Anract Philippe, Biau David, Babinet Antoine, Tomeno Bernard
Service de chirurgie orthopédique et oncologique, Hôpital Cochin, AP-HP Université Paris-Descartes, 27, rue du Faubourg-Saint-Jacques, 75014 Paris, France.
Bull Cancer. 2014 Feb;101(2):184-94. doi: 10.1684/bdc.2014.1884.
The three more frequent primitive malignant bone tumour which concerned the iliac bone are chondrosarcoma, following Ewing sarcoma and osteosarcoma. Wide resection remains the most important part of the treatment associated with chemotherapy for osteosarcoma and the Ewing sarcoma. Iliac wing resections and obdurate ring don't required reconstruction. However, acetabular resections and iliac wing resection with disruption of the pelvic ring required reconstruction to provide acceptable functional result. Acetabular reconstruction remains high technical demanding challenge. After isolated acetabular resection or associated to obdurate ring, our usual method of reconstruction is homolateral proximal femoral autograft and total hip prosthesis but it is possible to also used : saddle prosthesis, Mac Minn prosthesis with auto or allograft, modular prosthesis or custom made prosthesis, massive allograft with or without prosthesis and femoro-ilac arthrodesis. After resection of the iliac wing plus acetabulum, reconstruction can be performed by femoro-obturatrice and femora-sacral arthrodesis, homolateral proximal femoral autograft and prosthesis, femoral medialisation, massive allograft and massive allograft. Carcinological results are lesser than resection for distal limb tumor, local recurrence rate range 17 to 45%. Functional results after Iliac wing and obdurate ring are good. However, acetabular reconstruction provide uncertain functional results. The lesser results arrive after hemipelvic or acetabular and iliac wing resection-reconstruction, especially when gluteus muscles were also resected. The most favourable results arrive after isolated acetabular or acetabular plus obturateur ring resection-reconstruction.
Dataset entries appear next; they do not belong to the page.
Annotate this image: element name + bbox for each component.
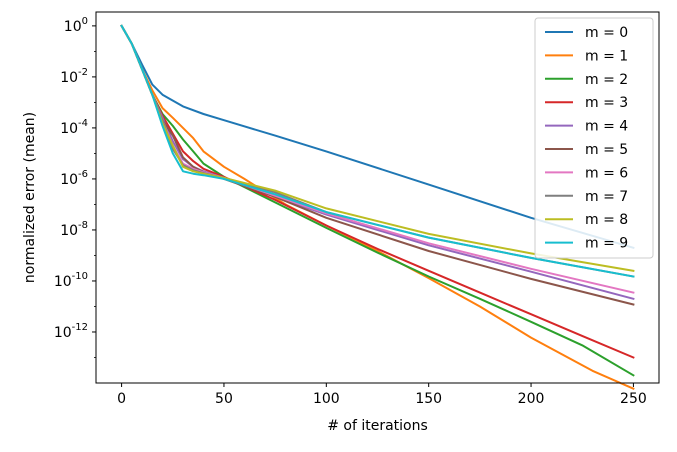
legend: m = 0 m = 1 m = 2 m = 3 m = 4 m = 5 m = 6 m = 7… bbox=[534, 17, 654, 259]
y-axis: 100 10-2 10-4 10-6 10-8 10-10 10-12 bbox=[54, 16, 96, 358]
legend-label: m = 8 bbox=[585, 212, 628, 228]
y-tick-label: 10-2 bbox=[60, 67, 88, 86]
legend-label: m = 5 bbox=[585, 142, 628, 158]
y-tick-label: 10-4 bbox=[60, 118, 88, 137]
x-tick-label: 0 bbox=[117, 391, 126, 407]
y-tick-label: 10-8 bbox=[60, 220, 88, 239]
x-axis: 0 50 100 150 200 250 bbox=[117, 383, 647, 407]
x-axis-label: # of iterations bbox=[327, 418, 428, 434]
series-layer bbox=[120, 24, 635, 391]
x-tick-label: 250 bbox=[620, 391, 647, 407]
x-tick-label: 100 bbox=[313, 391, 340, 407]
legend-label: m = 3 bbox=[585, 95, 628, 111]
x-tick-label: 200 bbox=[518, 391, 545, 407]
y-tick-label: 10-12 bbox=[54, 322, 88, 341]
x-tick-label: 150 bbox=[415, 391, 442, 407]
legend-label: m = 4 bbox=[585, 119, 628, 135]
y-tick-label: 10-6 bbox=[60, 169, 88, 188]
y-tick-label: 10-10 bbox=[54, 271, 88, 290]
x-tick-label: 50 bbox=[215, 391, 233, 407]
series-line-m9 bbox=[120, 24, 635, 278]
legend-label: m = 9 bbox=[585, 236, 628, 252]
legend-label: m = 7 bbox=[585, 189, 628, 205]
legend-label: m = 2 bbox=[585, 72, 628, 88]
series-line-m0 bbox=[120, 24, 635, 250]
y-axis-label: normalized error (mean) bbox=[22, 112, 38, 283]
legend-label: m = 1 bbox=[585, 48, 628, 64]
legend-label: m = 6 bbox=[585, 165, 628, 181]
y-tick-label: 100 bbox=[64, 16, 88, 35]
legend-label: m = 0 bbox=[585, 25, 628, 41]
series-line-m1 bbox=[120, 24, 635, 391]
plot-frame bbox=[95, 11, 660, 384]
累及髂骨的三种较常见的原发性恶性骨肿瘤依次为软骨肉瘤、尤因肉瘤和骨肉瘤。广泛切除仍然是骨肉瘤和尤因肉瘤治疗中与化疗相关的最重要部分。髂骨翼切除和骨盆环完整时不需要重建。然而,髋臼切除以及伴有骨盆环破坏的髂骨翼切除需要进行重建以获得可接受的功能结果。髋臼重建仍然是一项技术要求很高的挑战。在孤立的髋臼切除或与骨盆环完整相关的情况下,我们常用的重建方法是同侧近端股骨自体骨移植和全髋关节假体,但也可以使用:鞍形假体、带自体或异体骨的麦克明假体、模块化假体或定制假体、带或不带假体的大块异体骨以及股骨-髂骨融合术。在切除髂骨翼加髋臼后,可通过股骨-闭孔和股骨-骶骨融合术、同侧近端股骨自体骨移植和假体、股骨内移、大块异体骨和大块异体骨进行重建。肿瘤学结果不如肢体远端肿瘤切除,局部复发率在17%至45%之间。髂骨翼和骨盆环完整切除后的功能结果良好。然而,髋臼重建的功能结果不确定。半骨盆或髋臼及髂骨翼切除重建后的结果较差,尤其是当臀肌也被切除时。孤立髋臼或髋臼加闭孔环切除重建后的结果最理想。